MARIETTA, OH (Feb. 23, 2018)–Washington State Community College (WSCC) hosted a College Credit Plus (CCP) Around the State meeting on Wednesday, February 21, which featured a presentation by the Ohio Department of Higher Education (ODHE) and the Ohio Department of Education (ODE). Approximately 70 people from seventeen high schools and ten colleges attended the event.
The meeting was the first of five scheduled to be held around Ohio and directed specifically toward high school guidance counselors, principals, and college CCP advisors/staff. Dr. Larisa Harper, Director of College Credit Plus, addressed upcoming changes to the CCP program. These changes, brought about by House Bill 49, will go into effect for Summer 2018 enrollment.
“The idea is to come out and talk with professionals in the field to ensure they are aware of the changes for College Credit Plus for this upcoming academic year,” said Dr. Harper. “It also gives an opportunity to dialogue questions and concerns to dispel any rumors and clarify things.”
Three major topics of discussion were the changes made to student eligibility, course eligibility, and underperforming students. Dr. Harper pointed out that changes to student eligibility are more incremental—“We’ve learned over the first two years where we needed to improve that process,” she explained. However, course eligibility and underperforming students are new subjects. “And since those are brand new,” said Dr. Harper, “we all are learning from them and are all taking on new responsibilities for them. Those may take the biggest adjustment to learn how they will work over the next year or so.”

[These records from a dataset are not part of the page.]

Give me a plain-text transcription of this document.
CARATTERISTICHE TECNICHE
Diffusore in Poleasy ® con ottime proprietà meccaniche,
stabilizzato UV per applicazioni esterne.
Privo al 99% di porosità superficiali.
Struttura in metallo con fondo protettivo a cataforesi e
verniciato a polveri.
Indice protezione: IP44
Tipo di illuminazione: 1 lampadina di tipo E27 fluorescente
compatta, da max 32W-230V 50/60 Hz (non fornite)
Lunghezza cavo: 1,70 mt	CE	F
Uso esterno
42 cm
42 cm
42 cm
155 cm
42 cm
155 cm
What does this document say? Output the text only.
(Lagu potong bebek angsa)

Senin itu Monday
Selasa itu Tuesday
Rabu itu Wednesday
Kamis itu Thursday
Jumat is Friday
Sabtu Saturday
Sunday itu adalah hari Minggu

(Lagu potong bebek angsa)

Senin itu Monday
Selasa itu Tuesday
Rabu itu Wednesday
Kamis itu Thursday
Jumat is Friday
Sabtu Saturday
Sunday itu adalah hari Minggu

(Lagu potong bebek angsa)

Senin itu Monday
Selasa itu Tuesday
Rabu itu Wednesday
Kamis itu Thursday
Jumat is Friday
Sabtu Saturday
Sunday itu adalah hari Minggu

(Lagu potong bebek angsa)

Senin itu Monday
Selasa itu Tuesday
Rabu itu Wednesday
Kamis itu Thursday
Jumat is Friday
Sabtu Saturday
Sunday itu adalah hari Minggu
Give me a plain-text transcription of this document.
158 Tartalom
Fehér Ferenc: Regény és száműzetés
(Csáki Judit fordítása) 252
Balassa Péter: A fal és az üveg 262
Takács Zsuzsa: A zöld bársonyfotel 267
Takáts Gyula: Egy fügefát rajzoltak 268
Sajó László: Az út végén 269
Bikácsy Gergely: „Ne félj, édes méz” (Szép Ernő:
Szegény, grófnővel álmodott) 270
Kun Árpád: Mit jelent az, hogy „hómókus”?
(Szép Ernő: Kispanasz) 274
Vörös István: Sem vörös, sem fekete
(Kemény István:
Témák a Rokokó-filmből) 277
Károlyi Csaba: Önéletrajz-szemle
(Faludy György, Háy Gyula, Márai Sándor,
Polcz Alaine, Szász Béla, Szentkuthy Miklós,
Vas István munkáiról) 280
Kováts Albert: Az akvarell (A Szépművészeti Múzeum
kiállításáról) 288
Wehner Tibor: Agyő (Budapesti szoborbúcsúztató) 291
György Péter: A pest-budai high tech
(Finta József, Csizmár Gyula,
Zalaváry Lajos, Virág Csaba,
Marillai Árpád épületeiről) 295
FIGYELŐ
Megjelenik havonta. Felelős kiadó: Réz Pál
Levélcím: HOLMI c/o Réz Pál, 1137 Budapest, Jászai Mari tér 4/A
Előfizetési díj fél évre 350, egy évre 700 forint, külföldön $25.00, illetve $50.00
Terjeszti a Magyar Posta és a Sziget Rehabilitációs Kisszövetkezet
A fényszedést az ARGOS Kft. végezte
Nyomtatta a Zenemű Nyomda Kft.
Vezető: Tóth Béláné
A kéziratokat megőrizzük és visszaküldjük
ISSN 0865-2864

Under the new changes, students must first meet overall CCP eligibility requirements to participate in the program. Once those requirements are met, students need to complete the admission process and course placement requirements for the college they have selected. During the meeting, Dr. Harper also outlined changes to course eligibility. Among the list of ineligible courses are physical education and study abroad courses. As an alternative, high school students may opt to take an ineligible course if they choose to self-pay.
The meeting also highlighted the new requirements for underperforming students. According to the 2016-17 CCP Annual Report, more than 68,000 students participated in College Credit Plus courses across the state. Of those who participated, 91% of students earned a passing grade and the average GPA for CCP students was 3.29. The new underperforming student rule will help address the group of students who may have struggled with their college course. Harper reviewed the changes which include a new CCP probation for students earning less than a 2.0 cumulative GPA or withdrawing from two or more courses in the same term.
Debbie Gurtis, Assistant Director of Advising and CCP Coordinator at WSCC, said she doesn’t anticipate any issues with implementing the updates at Washington State. “We are up to speed with the new CCP requirements,” she confirmed. “It’s just a matter of reviewing our processes and ensuring that we are communicating with our [high school] partners.”
Secondary schools will also be impacted by the changes. Mary Beth Shultz, school counselor at Fort Frye High School, acknowledged the challenges these changes bring about. One portion of the new CCP rules that she found especially beneficial is the underperforming student requirement, specifically CCP probation. “Personally, I like the accountability with the CCP probation.”